Les années filent et la menace revient. Vladimir Poutine, parvenu au pouvoir en 1999, y veille. “A partir de 2010, on commence à reparler de la Russie comme d’une puissance hostile, sans que cet objectif ne soit surplombant”, se souvient le chercheur Floran Vadillo. En témoigne le dossier du centre culturel orthodoxe, dans le XVIe arrondissement de Paris. En 2008, Nicolas Sarkozy cherche à se rapprocher de la Russie. Il donne son accord à l’installation de cette emprise diplomatique de 4 000 mètres carrés. Or, plusieurs acteurs de ce dossier nous le confirment, les services de renseignement opposent les plus grandes réticences. La DCRI (ex-DST et future DGSI) transmet plusieurs notes alarmistes à l’Elysée ; ce lieu diplomatico-culturel pourrait abriter un futur centre d’écoutes illégales. C’est d’autant plus fâcheux que les appartements privés de la présidence de la République se situent à deux pas. Las, le projet se fera. Il est depuis conseillé aux collaborateurs de l’Elysée de ne pas travailler de chez eux.

Le rôle du GRU dans la présidentielle de 2017

En avril 2017, les cyberespions du Kremlin passent près de leur graal : déstabiliser l’élection présidentielle française. Le 5 mai en début de soirée, dernier jour de la campagne, des pirates font fuiter près de 150 000 e-mails de cinq membres de l’équipe d’Emmanuel Macron. L’enquête judiciaire n’aboutira pas, mais des sources au sein du renseignement français font savoir à L’Express que l’attaque est imputée au GRU. Au passage, nos interlocuteurs indiquent que si la publication n’a pas eu lieu avant, c’est uniquement “par manque de temps”, Moscou n’ayant pas anticipé l’émergence d’En Marche.

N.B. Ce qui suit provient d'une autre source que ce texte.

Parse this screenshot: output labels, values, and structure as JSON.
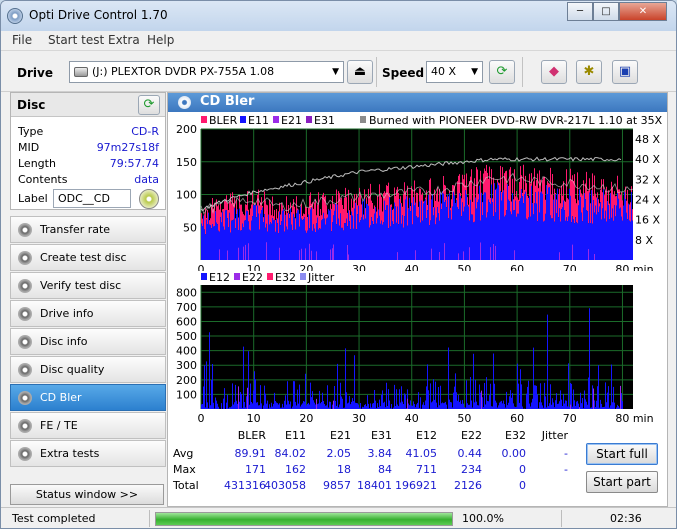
{
  "window": {
    "title": "Opti Drive Control 1.70",
    "buttons": [
      "─",
      "□",
      "✕"
    ]
  },
  "menu": [
    "File",
    "Start test",
    "Extra",
    "Help"
  ],
  "toolbar": {
    "drive_label": "Drive",
    "drive_value": "(J:)   PLEXTOR DVDR   PX-755A 1.08",
    "speed_label": "Speed",
    "speed_value": "40 X"
  },
  "icons": [
    "drive-icon",
    "eject-icon",
    "refresh-icon",
    "eraser-icon",
    "gear-icon",
    "save-icon"
  ],
  "disc": {
    "title": "Disc",
    "rows": [
      {
        "k": "Type",
        "v": "CD-R"
      },
      {
        "k": "MID",
        "v": "97m27s18f"
      },
      {
        "k": "Length",
        "v": "79:57.74"
      },
      {
        "k": "Contents",
        "v": "data"
      }
    ],
    "label_key": "Label",
    "label_value": "ODC__CD"
  },
  "nav": [
    {
      "label": "Transfer rate",
      "active": false
    },
    {
      "label": "Create test disc",
      "active": false
    },
    {
      "label": "Verify test disc",
      "active": false
    },
    {
      "label": "Drive info",
      "active": false
    },
    {
      "label": "Disc info",
      "active": false
    },
    {
      "label": "Disc quality",
      "active": false
    },
    {
      "label": "CD Bler",
      "active": true
    },
    {
      "label": "FE / TE",
      "active": false
    },
    {
      "label": "Extra tests",
      "active": false
    }
  ],
  "status_window_button": "Status window >>",
  "panel_title": "CD Bler",
  "chart_data": [
    {
      "type": "area",
      "legend": [
        {
          "name": "BLER",
          "color": "#ff1a6e"
        },
        {
          "name": "E11",
          "color": "#1414ff"
        },
        {
          "name": "E21",
          "color": "#9b2be8"
        },
        {
          "name": "E31",
          "color": "#8a1fbf"
        }
      ],
      "legend_note": "Burned with PIONEER DVD-RW  DVR-217L 1.10 at 35X",
      "note_color": "#8c8c8c",
      "x": [
        0,
        5,
        10,
        15,
        20,
        25,
        30,
        35,
        40,
        45,
        50,
        55,
        60,
        65,
        70,
        75,
        80
      ],
      "series": [
        {
          "name": "BLER",
          "values": [
            72,
            82,
            88,
            78,
            82,
            88,
            92,
            95,
            98,
            102,
            110,
            120,
            118,
            114,
            112,
            108,
            102
          ]
        },
        {
          "name": "E11",
          "values": [
            65,
            75,
            80,
            72,
            75,
            80,
            85,
            88,
            90,
            95,
            100,
            110,
            108,
            105,
            102,
            100,
            95
          ]
        }
      ],
      "speed_line": [
        20,
        24,
        27,
        29,
        31,
        33,
        35,
        36,
        37,
        38,
        39,
        40,
        40,
        40,
        40,
        40,
        40
      ],
      "xlabels": [
        "0",
        "10",
        "20",
        "30",
        "40",
        "50",
        "60",
        "70",
        "80 min"
      ],
      "ylabels": [
        "200",
        "150",
        "100",
        "50"
      ],
      "y2labels": [
        "48 X",
        "40 X",
        "32 X",
        "24 X",
        "16 X",
        "8 X"
      ],
      "xlim": [
        0,
        82
      ],
      "ylim": [
        0,
        200
      ],
      "y2lim": [
        0,
        52
      ]
    },
    {
      "type": "bar",
      "legend": [
        {
          "name": "E12",
          "color": "#1414ff"
        },
        {
          "name": "E22",
          "color": "#9b2be8"
        },
        {
          "name": "E32",
          "color": "#ff1a6e"
        },
        {
          "name": "Jitter",
          "color": "#8c8cf0"
        }
      ],
      "xlabels": [
        "0",
        "10",
        "20",
        "30",
        "40",
        "50",
        "60",
        "70",
        "80 min"
      ],
      "ylabels": [
        "800",
        "700",
        "600",
        "500",
        "400",
        "300",
        "200",
        "100"
      ],
      "xlim": [
        0,
        82
      ],
      "ylim": [
        0,
        850
      ],
      "e12_avg": 41.05,
      "e12_max": 711
    }
  ],
  "stats": {
    "cols": [
      "",
      "BLER",
      "E11",
      "E21",
      "E31",
      "E12",
      "E22",
      "E32",
      "Jitter"
    ],
    "rows": [
      {
        "name": "Avg",
        "values": [
          "89.91",
          "84.02",
          "2.05",
          "3.84",
          "41.05",
          "0.44",
          "0.00",
          "-"
        ]
      },
      {
        "name": "Max",
        "values": [
          "171",
          "162",
          "18",
          "84",
          "711",
          "234",
          "0",
          "-"
        ]
      },
      {
        "name": "Total",
        "values": [
          "431316",
          "403058",
          "9857",
          "18401",
          "196921",
          "2126",
          "0",
          ""
        ]
      }
    ]
  },
  "actions": {
    "start_full": "Start full",
    "start_part": "Start part"
  },
  "status": {
    "text": "Test completed",
    "percent": "100.0%",
    "progress": 1.0,
    "time": "02:36"
  }
}
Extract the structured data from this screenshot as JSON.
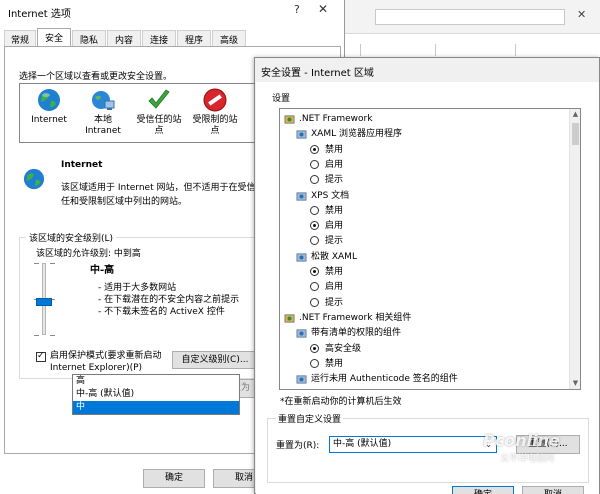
{
  "internet_options": {
    "title": "Internet 选项",
    "help_glyph": "?",
    "close_glyph": "✕",
    "tabs": [
      "常规",
      "安全",
      "隐私",
      "内容",
      "连接",
      "程序",
      "高级"
    ],
    "active_tab": "安全",
    "zone_instruction": "选择一个区域以查看或更改安全设置。",
    "zones": [
      {
        "label": "Internet",
        "icon": "globe-icon",
        "selected": true
      },
      {
        "label": "本地\nIntranet",
        "icon": "network-globe-icon",
        "selected": false
      },
      {
        "label": "受信任的站\n点",
        "icon": "green-check-icon",
        "selected": false
      },
      {
        "label": "受限制的站\n点",
        "icon": "no-entry-icon",
        "selected": false
      }
    ],
    "zone_name": "Internet",
    "zone_description": "该区域适用于 Internet 网站，但不适用于在受信任和受限制区域中列出的网站。",
    "level_group_title": "该区域的安全级别(L)",
    "level_allowed": "该区域的允许级别: 中到高",
    "level_name": "中-高",
    "level_bullets": [
      "- 适用于大多数网站",
      "- 在下载潜在的不安全内容之前提示",
      "- 不下载未签名的 ActiveX 控件"
    ],
    "protected_mode_label": "启用保护模式(要求重新启动 Internet Explorer)(P)",
    "protected_mode_checked": true,
    "custom_level_button": "自定义级别(C)...",
    "reset_all_button": "将所有区域重置为",
    "ok_button": "确定",
    "cancel_button": "取消"
  },
  "security_settings": {
    "title": "安全设置 - Internet 区域",
    "settings_label": "设置",
    "items": [
      {
        "text": ".NET Framework",
        "kind": "category"
      },
      {
        "text": "XAML 浏览器应用程序",
        "kind": "setting"
      },
      {
        "text": "禁用",
        "kind": "option",
        "checked": true
      },
      {
        "text": "启用",
        "kind": "option",
        "checked": false
      },
      {
        "text": "提示",
        "kind": "option",
        "checked": false
      },
      {
        "text": "XPS 文档",
        "kind": "setting"
      },
      {
        "text": "禁用",
        "kind": "option",
        "checked": false
      },
      {
        "text": "启用",
        "kind": "option",
        "checked": true
      },
      {
        "text": "提示",
        "kind": "option",
        "checked": false
      },
      {
        "text": "松散 XAML",
        "kind": "setting"
      },
      {
        "text": "禁用",
        "kind": "option",
        "checked": true
      },
      {
        "text": "启用",
        "kind": "option",
        "checked": false
      },
      {
        "text": "提示",
        "kind": "option",
        "checked": false
      },
      {
        "text": ".NET Framework 相关组件",
        "kind": "category"
      },
      {
        "text": "带有清单的权限的组件",
        "kind": "setting"
      },
      {
        "text": "高安全级",
        "kind": "option",
        "checked": true
      },
      {
        "text": "禁用",
        "kind": "option",
        "checked": false
      },
      {
        "text": "运行未用 Authenticode 签名的组件",
        "kind": "setting"
      }
    ],
    "restart_note": "*在重新启动你的计算机后生效",
    "reset_group_title": "重置自定义设置",
    "reset_to_label": "重置为(R):",
    "reset_select_value": "中-高 (默认值)",
    "reset_options": [
      "高",
      "中-高 (默认值)",
      "中"
    ],
    "reset_selected_option": "中",
    "reset_button": "重置(E)...",
    "ok_button": "确定",
    "cancel_button": "取消"
  },
  "watermark": {
    "text": "Pconline",
    "sub": "太平洋电脑网"
  },
  "colors": {
    "accent": "#0078d7",
    "dialog_bg": "#f0f0f0",
    "panel_bg": "#ffffff"
  }
}
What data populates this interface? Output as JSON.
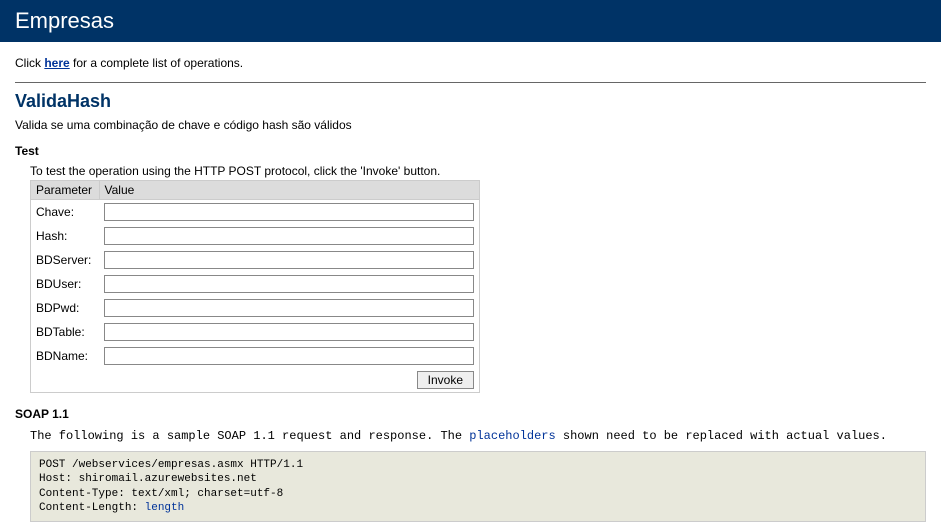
{
  "header": {
    "title": "Empresas"
  },
  "intro": {
    "prefix": "Click ",
    "link": "here",
    "suffix": " for a complete list of operations."
  },
  "operation": {
    "name": "ValidaHash",
    "description": "Valida se uma combinação de chave e código hash são válidos"
  },
  "test": {
    "heading": "Test",
    "note": "To test the operation using the HTTP POST protocol, click the 'Invoke' button.",
    "columns": {
      "param": "Parameter",
      "value": "Value"
    },
    "params": [
      {
        "label": "Chave:"
      },
      {
        "label": "Hash:"
      },
      {
        "label": "BDServer:"
      },
      {
        "label": "BDUser:"
      },
      {
        "label": "BDPwd:"
      },
      {
        "label": "BDTable:"
      },
      {
        "label": "BDName:"
      }
    ],
    "invoke_label": "Invoke"
  },
  "soap": {
    "heading": "SOAP 1.1",
    "desc_prefix": "The following is a sample SOAP 1.1 request and response. The ",
    "desc_placeholder": "placeholders",
    "desc_suffix": " shown need to be replaced with actual values.",
    "code": {
      "line1": "POST /webservices/empresas.asmx HTTP/1.1",
      "line2": "Host: shiromail.azurewebsites.net",
      "line3": "Content-Type: text/xml; charset=utf-8",
      "line4_prefix": "Content-Length: ",
      "line4_placeholder": "length"
    }
  }
}
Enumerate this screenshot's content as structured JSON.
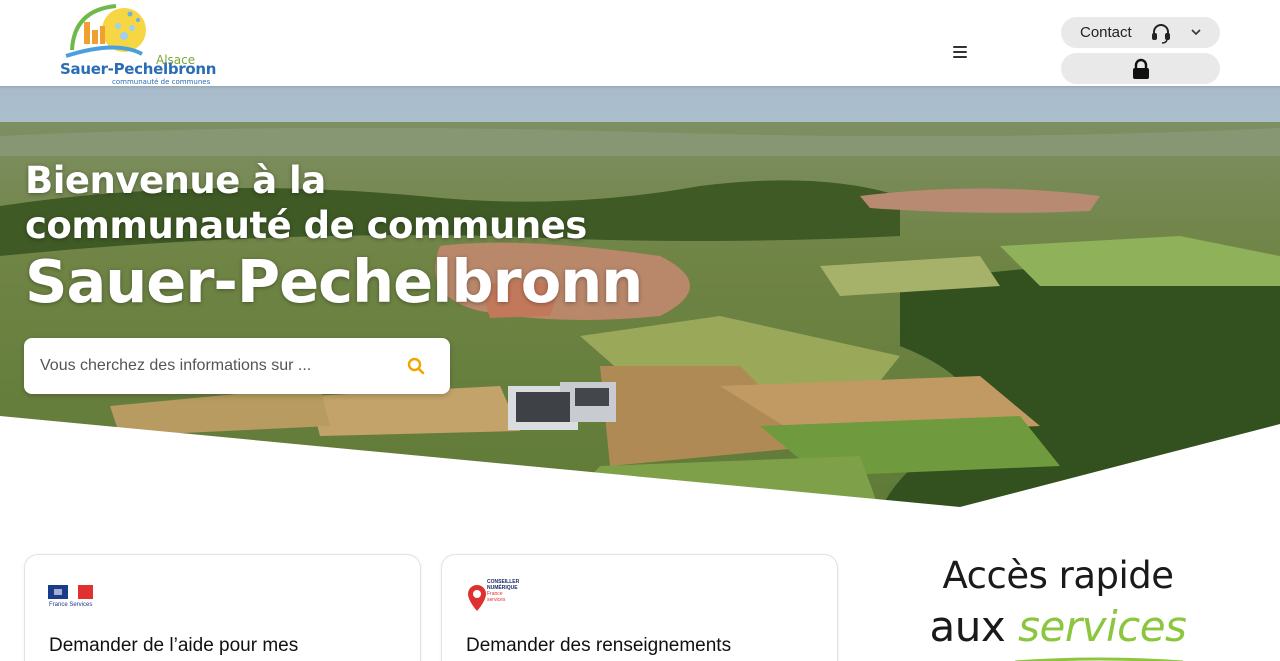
{
  "header": {
    "logo": {
      "alsace": "Alsace",
      "name": "Sauer-Pechelbronn",
      "sub": "communauté de communes"
    },
    "menu_icon": "hamburger-icon",
    "contact": {
      "label": "Contact",
      "icon": "headset-icon",
      "chevron": "chevron-down-icon"
    },
    "login": {
      "icon": "lock-icon"
    }
  },
  "hero": {
    "line1": "Bienvenue à la",
    "line2": "communauté de communes",
    "line3": "Sauer-Pechelbronn",
    "search": {
      "placeholder": "Vous cherchez des informations sur ...",
      "value": "",
      "icon": "search-icon"
    }
  },
  "cards": [
    {
      "logo_text": "France Services",
      "title": "Demander de l’aide pour mes"
    },
    {
      "logo_text": "CONSEILLER NUMÉRIQUE France services",
      "logo_line1": "CONSEILLER",
      "logo_line2": "NUMÉRIQUE",
      "logo_line3": "France",
      "logo_line4": "services",
      "title": "Demander des renseignements"
    }
  ],
  "quick_access": {
    "line1": "Accès rapide",
    "line2_prefix": "aux ",
    "line2_highlight": "services"
  },
  "colors": {
    "accent_green": "#8cc63f",
    "search_icon": "#f0a500",
    "logo_blue": "#2a6db5"
  }
}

En 2014, sous François Hollande, le GRU s’était fait remarquer par un activisme beaucoup plus classique. Le colonel Iliouchine, officiellement attaché de l’air adjoint, écume les cercles militaires, aborde de nombreux journalistes influents, se lie d’amitié avec quelques-uns, leur offre des cadeaux. L’un d’entre eux est un proche d’un conseiller du président de la République. L’agent du GRU commence à poser des questions. Trop vite. L’espion est repéré, expulsé.

Avec les 41 expulsions prononcées depuis l’invasion de l’Ukraine, le renseignement français estime avoir aujourd’hui mis à mal le dispositif russe, qui ne compterait plus qu’une trentaine d’espions sur le territoire. Le discrédit jeté sur le régime poutinien paraît en outre rédhibitoire. Et alors ? Quand les règles du jeu ne fonctionnent pas, les espions du Kremlin ont l’habitude de les changer. Le renseignement français se veut vigilant quant à de prochains recrutements sous faux drapeau, en se faisant passer pour des agents d’un pays du bloc occidental ou pour une entreprise. En Bulgarie, de telles manœuvres ont donné lieu, ces derniers mois, à des expulsions de “diplomates”. Ils avaient caché venir de Moscou.